The granulocyte colony-stimulating factor (G-CSF) upregulates metalloproteinase-2 and VEGF through PI3K/Akt and Erk1/2 activation in human trophoblast Swan 71 cells.

Although the expression of the granulocyte colony-stimulating factor (G-CSF) and its receptor (G-CSFR) in placental tissues suggests that the cytokine could play a role in placental development, the relevance of G-CSF:G-CSFR interaction in trophoblast cells remains to be studied. Thus, the possible functional role of G-CSF was examined in a human trophoblast cell line (Swan 71 cells). The expression of G-CSFR was detected by immunocytochemistry and Western blot assays. G-CSF treatment exerted neither a proliferative nor a protective effect on H2O2-mediated cell death in trophoblast cells. Gelatin zymography of supernatants collected from G-CSF-treated cells showed an increment of metalloproteinase-2 (MMP-2) activity. We also found higher MMP-2 and VEGF expression levels in conditioned medium from cells exposed to G-CSF. In addition, it was demonstrated that G-CSF induced the activation of PI3K/Akt and Erk1/2 pathways, which in turn activated NF-kB. By using selective pharmacological inhibitors, it was showed that these pathways are mediating the biological effects produced by G-CSF in Swan 71 cells.

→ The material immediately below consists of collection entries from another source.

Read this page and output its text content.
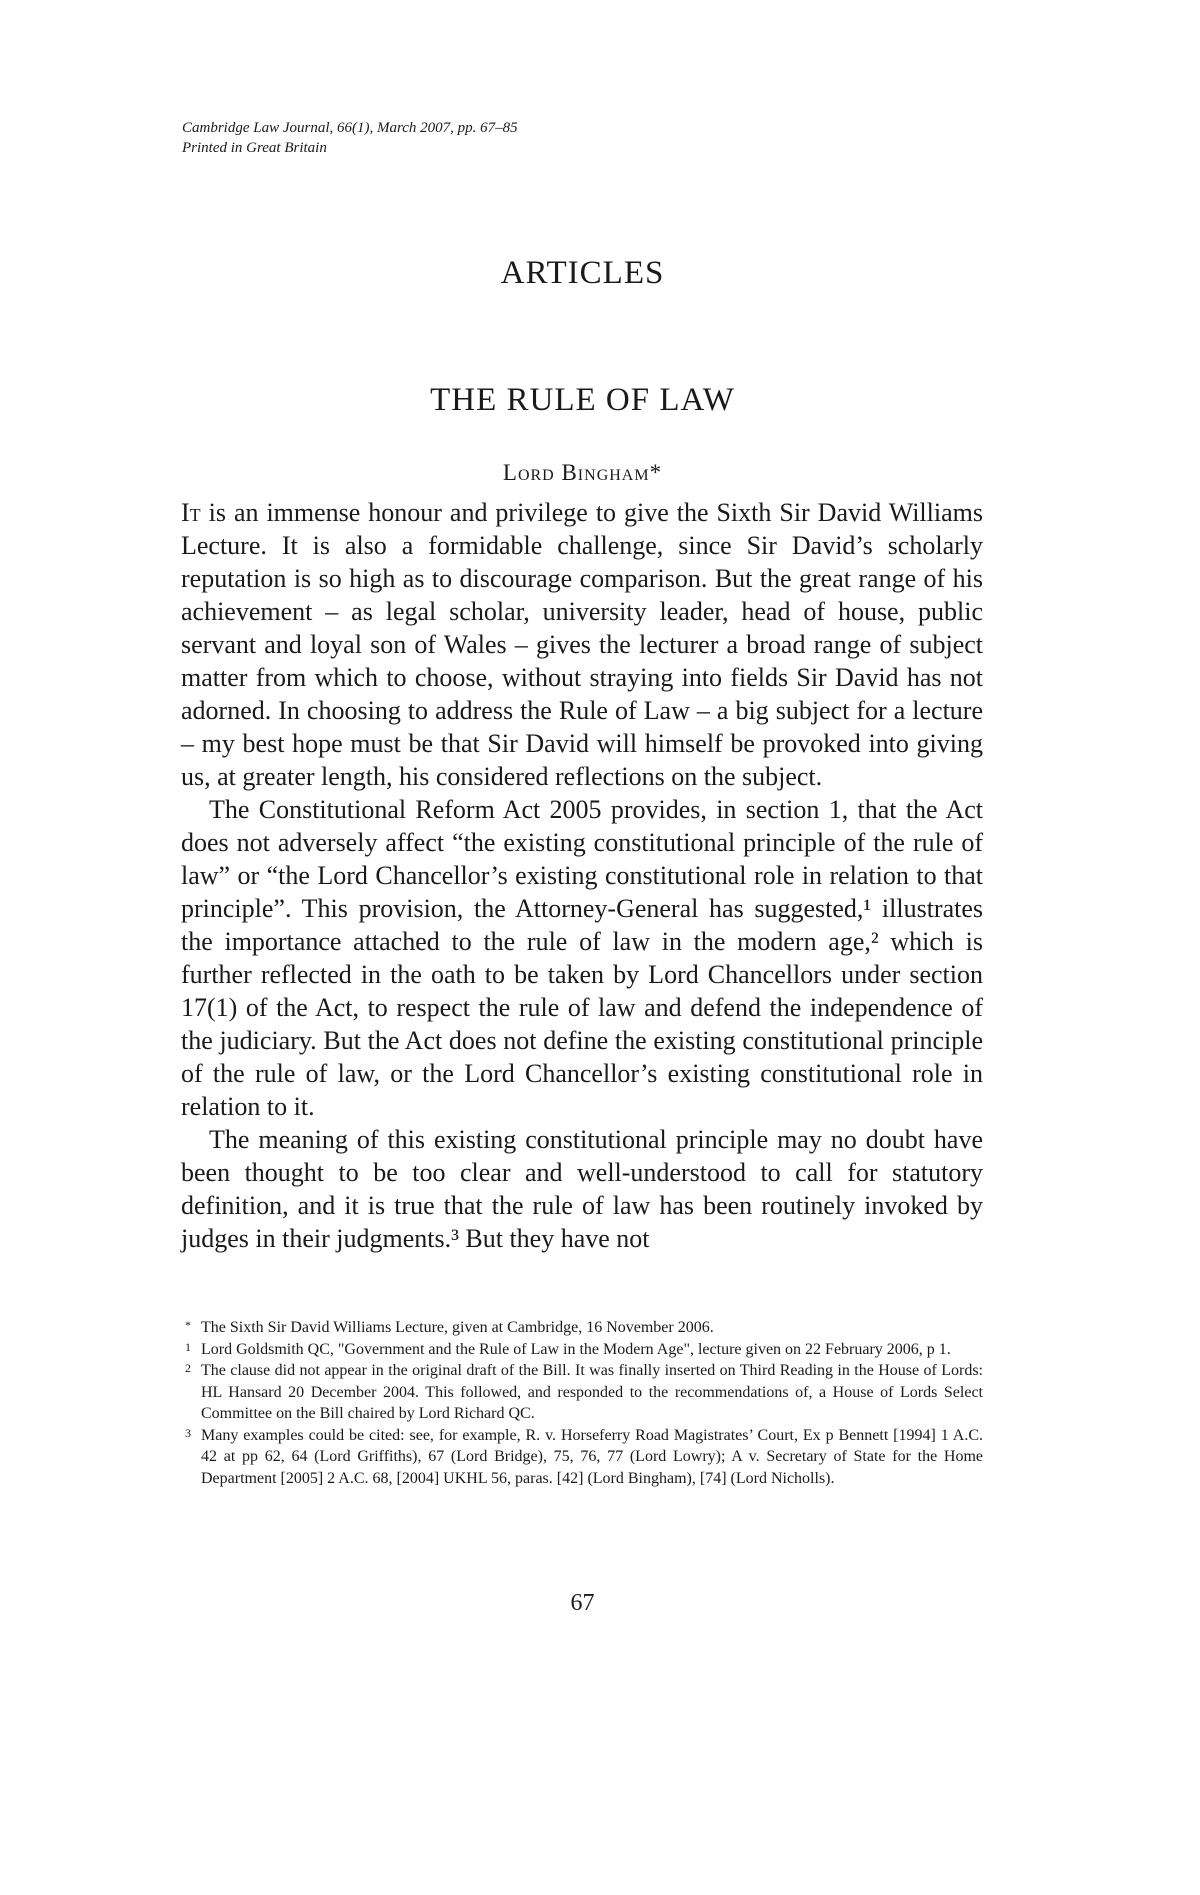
Cambridge Law Journal, 66(1), March 2007, pp. 67–85
Printed in Great Britain
ARTICLES
THE RULE OF LAW
Lord Bingham*

It is an immense honour and privilege to give the Sixth Sir David Williams Lecture. It is also a formidable challenge, since Sir David’s scholarly reputation is so high as to discourage comparison. But the great range of his achievement – as legal scholar, university leader, head of house, public servant and loyal son of Wales – gives the lecturer a broad range of subject matter from which to choose, without straying into fields Sir David has not adorned. In choosing to address the Rule of Law – a big subject for a lecture – my best hope must be that Sir David will himself be provoked into giving us, at greater length, his considered reflections on the subject.

The Constitutional Reform Act 2005 provides, in section 1, that the Act does not adversely affect “the existing constitutional principle of the rule of law” or “the Lord Chancellor’s existing constitutional role in relation to that principle”. This provision, the Attorney-General has suggested,¹ illustrates the importance attached to the rule of law in the modern age,² which is further reflected in the oath to be taken by Lord Chancellors under section 17(1) of the Act, to respect the rule of law and defend the independence of the judiciary. But the Act does not define the existing constitutional principle of the rule of law, or the Lord Chancellor’s existing constitutional role in relation to it.

The meaning of this existing constitutional principle may no doubt have been thought to be too clear and well-understood to call for statutory definition, and it is true that the rule of law has been routinely invoked by judges in their judgments.³ But they have not

* The Sixth Sir David Williams Lecture, given at Cambridge, 16 November 2006.

1 Lord Goldsmith QC, "Government and the Rule of Law in the Modern Age", lecture given on 22 February 2006, p 1.

2 The clause did not appear in the original draft of the Bill. It was finally inserted on Third Reading in the House of Lords: HL Hansard 20 December 2004. This followed, and responded to the recommendations of, a House of Lords Select Committee on the Bill chaired by Lord Richard QC.

3 Many examples could be cited: see, for example, R. v. Horseferry Road Magistrates’ Court, Ex p Bennett [1994] 1 A.C. 42 at pp 62, 64 (Lord Griffiths), 67 (Lord Bridge), 75, 76, 77 (Lord Lowry); A v. Secretary of State for the Home Department [2005] 2 A.C. 68, [2004] UKHL 56, paras. [42] (Lord Bingham), [74] (Lord Nicholls).

67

We have demonstrated for the first time that G-CSF increases MMP-2 activity and VEGF secretion in Swan 71 cells through activation of PI3K/Akt and Erk signaling pathways, both contributing to the translocation of NF-kB to the nucleus. These data suggest that G-CSF is involved in the regulation of trophoblast function, and should be considered as a locally produced cytokine probably contributing to embryo implantation and the development of a functional placenta.